INDIANAPOLIS – A House election committee on Monday voted 9-4 to pass a bill that would make it harder for Libertarians to get on the ballot for governor and the U.S. Senate.
A Senate committee also heard testimony on two other election bills that would limit school operations when used as a polling location and change the deadline a mail-in ballot must be received to be counted.
Rep. Ethan Manning, R-Denver, offered House Bill 1134, which was amended significantly. What remained would require Libertarians to collect signatures of registered voters to run for governor or U.S. Senate.
Under current law, Libertarians nominate those offices in a primary convention and are not required to gather signatures required of Republicans and Democrats as part of the primary ballot process.
Manning's bill would still allow Libertarians to nominate governor and U.S. Senate candidates via convention but would then also require the nominee to meet the signature requirement, which is 500 registered voters for each of the state's nine congressional districts.
He said the proposed legislation is merely meant to align the processes.
Rep. Matt Pierce, D-Bloomington, said a cynical person would see it as a bill to punish Libertarians because they did well in the last gubernatorial election, and some believe they siphon votes from Republicans.
“Don't be so cynical,” Manning responded.
Libertarians still wouldn't be considered a major party under the bill, he said.
Rep. Cherrish Pryor, D-Indianapolis, said the bill adds more requirements on Libertarians without giving them any new powers or advantages.
No one from the Indiana Libertarian Party testified on the bill, which now moves to the full House.
Over in the Senate, the election panel heard several bills that could be voted on next week.
Senate Bill 260 has one section that would prohibit schools from having on-site instruction if the school is being used as a polling location.
Sen. Greg Walker, R-Columbus, said there are security concerns to having thousands of members of the public in schools on an Election Day. This is a middle ground instead of not allowing schools to be used. The buildings are needed because they are handicapped accessible and have good internet connectivity.

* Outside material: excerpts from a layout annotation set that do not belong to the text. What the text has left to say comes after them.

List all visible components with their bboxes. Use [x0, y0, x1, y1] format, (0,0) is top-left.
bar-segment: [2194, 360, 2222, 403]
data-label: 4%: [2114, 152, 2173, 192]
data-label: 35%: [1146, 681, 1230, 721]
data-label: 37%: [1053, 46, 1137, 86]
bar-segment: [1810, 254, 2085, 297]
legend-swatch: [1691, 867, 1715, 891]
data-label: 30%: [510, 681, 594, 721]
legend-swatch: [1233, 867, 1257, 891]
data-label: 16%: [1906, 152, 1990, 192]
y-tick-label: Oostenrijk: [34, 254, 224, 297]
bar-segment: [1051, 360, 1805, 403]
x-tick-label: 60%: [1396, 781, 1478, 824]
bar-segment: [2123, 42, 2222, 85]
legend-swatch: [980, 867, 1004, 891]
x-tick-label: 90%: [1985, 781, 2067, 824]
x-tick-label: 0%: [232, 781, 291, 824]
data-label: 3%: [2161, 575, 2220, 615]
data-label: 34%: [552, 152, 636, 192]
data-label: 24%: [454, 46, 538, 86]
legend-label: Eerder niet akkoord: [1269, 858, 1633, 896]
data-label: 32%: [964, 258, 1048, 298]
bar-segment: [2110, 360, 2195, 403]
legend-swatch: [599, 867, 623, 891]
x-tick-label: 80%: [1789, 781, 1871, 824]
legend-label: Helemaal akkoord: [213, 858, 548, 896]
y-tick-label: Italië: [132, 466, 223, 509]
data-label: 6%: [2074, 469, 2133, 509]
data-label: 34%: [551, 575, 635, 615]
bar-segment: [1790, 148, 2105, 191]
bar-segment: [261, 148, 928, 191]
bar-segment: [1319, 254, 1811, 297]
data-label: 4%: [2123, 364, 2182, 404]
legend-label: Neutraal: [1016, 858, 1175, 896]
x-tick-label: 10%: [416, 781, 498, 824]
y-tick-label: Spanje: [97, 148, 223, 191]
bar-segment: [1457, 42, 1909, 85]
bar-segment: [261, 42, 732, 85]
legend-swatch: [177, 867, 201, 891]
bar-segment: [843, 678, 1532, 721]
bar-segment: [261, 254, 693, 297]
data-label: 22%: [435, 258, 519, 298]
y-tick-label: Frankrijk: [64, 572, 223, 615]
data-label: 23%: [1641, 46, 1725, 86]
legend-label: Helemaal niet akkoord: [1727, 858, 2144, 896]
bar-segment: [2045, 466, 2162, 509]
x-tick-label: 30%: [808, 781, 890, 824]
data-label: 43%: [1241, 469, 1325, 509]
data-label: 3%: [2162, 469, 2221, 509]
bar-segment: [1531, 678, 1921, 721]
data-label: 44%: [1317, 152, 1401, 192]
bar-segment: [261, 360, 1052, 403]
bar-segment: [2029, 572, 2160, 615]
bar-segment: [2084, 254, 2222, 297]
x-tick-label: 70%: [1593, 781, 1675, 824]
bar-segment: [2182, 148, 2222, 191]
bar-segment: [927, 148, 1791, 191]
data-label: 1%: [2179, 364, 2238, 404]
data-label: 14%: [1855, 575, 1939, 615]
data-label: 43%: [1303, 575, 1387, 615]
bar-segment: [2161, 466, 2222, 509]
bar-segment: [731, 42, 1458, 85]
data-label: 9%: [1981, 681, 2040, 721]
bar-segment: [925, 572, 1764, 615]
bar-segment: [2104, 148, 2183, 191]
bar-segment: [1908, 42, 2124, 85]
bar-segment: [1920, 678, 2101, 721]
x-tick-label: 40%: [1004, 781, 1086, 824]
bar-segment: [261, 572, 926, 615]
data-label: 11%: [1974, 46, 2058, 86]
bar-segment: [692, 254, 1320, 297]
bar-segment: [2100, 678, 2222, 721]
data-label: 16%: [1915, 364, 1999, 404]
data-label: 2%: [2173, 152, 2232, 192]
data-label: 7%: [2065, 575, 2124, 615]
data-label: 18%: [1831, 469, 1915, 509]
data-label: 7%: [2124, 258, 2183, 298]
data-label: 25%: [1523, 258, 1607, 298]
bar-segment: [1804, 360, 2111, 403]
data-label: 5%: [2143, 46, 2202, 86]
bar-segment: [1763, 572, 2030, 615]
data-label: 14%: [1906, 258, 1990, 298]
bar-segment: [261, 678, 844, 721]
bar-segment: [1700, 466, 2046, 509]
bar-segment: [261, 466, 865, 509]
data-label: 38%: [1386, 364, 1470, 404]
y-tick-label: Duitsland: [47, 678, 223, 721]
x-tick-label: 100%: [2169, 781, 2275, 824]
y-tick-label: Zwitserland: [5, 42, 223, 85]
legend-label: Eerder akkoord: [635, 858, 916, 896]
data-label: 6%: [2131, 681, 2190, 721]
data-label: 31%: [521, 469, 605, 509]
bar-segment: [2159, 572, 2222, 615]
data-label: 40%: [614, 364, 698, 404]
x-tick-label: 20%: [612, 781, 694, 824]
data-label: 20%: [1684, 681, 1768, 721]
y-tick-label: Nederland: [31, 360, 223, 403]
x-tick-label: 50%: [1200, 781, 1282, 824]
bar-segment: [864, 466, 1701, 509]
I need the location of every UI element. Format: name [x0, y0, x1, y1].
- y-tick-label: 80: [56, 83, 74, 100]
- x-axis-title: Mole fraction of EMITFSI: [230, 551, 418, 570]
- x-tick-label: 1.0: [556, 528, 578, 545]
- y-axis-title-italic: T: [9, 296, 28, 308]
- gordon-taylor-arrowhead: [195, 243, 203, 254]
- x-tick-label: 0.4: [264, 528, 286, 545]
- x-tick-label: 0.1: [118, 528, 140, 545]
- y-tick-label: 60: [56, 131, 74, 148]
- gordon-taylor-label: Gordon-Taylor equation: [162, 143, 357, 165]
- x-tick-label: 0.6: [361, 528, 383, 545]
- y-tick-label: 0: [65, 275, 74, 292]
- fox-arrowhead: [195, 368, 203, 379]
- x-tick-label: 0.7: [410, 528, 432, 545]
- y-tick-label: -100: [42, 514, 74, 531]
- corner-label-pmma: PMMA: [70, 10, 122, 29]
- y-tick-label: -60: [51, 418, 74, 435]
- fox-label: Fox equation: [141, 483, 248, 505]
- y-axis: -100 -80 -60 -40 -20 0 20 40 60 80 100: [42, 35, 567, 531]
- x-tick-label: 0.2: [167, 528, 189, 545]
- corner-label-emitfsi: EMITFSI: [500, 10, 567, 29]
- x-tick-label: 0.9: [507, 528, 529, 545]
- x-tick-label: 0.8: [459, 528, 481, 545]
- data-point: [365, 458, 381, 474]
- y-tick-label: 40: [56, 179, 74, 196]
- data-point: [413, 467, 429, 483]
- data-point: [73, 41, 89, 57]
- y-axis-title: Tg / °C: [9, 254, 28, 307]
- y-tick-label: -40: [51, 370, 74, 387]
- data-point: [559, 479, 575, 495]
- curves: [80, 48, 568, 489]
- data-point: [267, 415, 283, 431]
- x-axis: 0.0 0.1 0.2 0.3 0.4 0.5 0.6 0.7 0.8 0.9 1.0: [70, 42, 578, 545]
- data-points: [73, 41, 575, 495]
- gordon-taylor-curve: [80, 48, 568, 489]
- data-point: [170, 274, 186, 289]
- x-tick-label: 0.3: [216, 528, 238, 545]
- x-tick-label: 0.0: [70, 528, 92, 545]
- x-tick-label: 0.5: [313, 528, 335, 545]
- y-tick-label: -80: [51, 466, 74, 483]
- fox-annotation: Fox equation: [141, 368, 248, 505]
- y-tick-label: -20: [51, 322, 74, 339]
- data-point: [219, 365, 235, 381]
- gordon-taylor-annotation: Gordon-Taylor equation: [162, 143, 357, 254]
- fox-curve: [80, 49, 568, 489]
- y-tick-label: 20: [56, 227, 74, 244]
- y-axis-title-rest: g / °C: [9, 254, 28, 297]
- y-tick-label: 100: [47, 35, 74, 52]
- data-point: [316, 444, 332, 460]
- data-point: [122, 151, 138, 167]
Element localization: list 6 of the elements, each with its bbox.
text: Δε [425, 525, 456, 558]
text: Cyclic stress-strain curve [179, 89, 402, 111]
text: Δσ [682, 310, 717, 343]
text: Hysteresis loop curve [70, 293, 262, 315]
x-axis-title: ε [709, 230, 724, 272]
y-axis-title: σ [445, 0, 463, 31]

He said schools could have a teacher development day or an e-learning day – just not on-site instruction.
Terry Spradlin – executive director of the Indiana School Boards Association – opposed the section of the bill, saying some schools may choose to close but others can safely separate the polling location from students using locked doors.
“This is an overreach removing local control and flexibility,” he said.
Senate Bill 398 would extend the deadline by which mail-in absentee ballots must be received by election officials from noon to 6 p.m. on Election Day. But it applies to only about 70 counties that have electronic poll books. The other counties would retain the noon deadline.
Julia Vaughn of Common Cause Indiana said having two different deadlines for counties creates confusion for voters and should be the same – 6 p.m. at the earliest.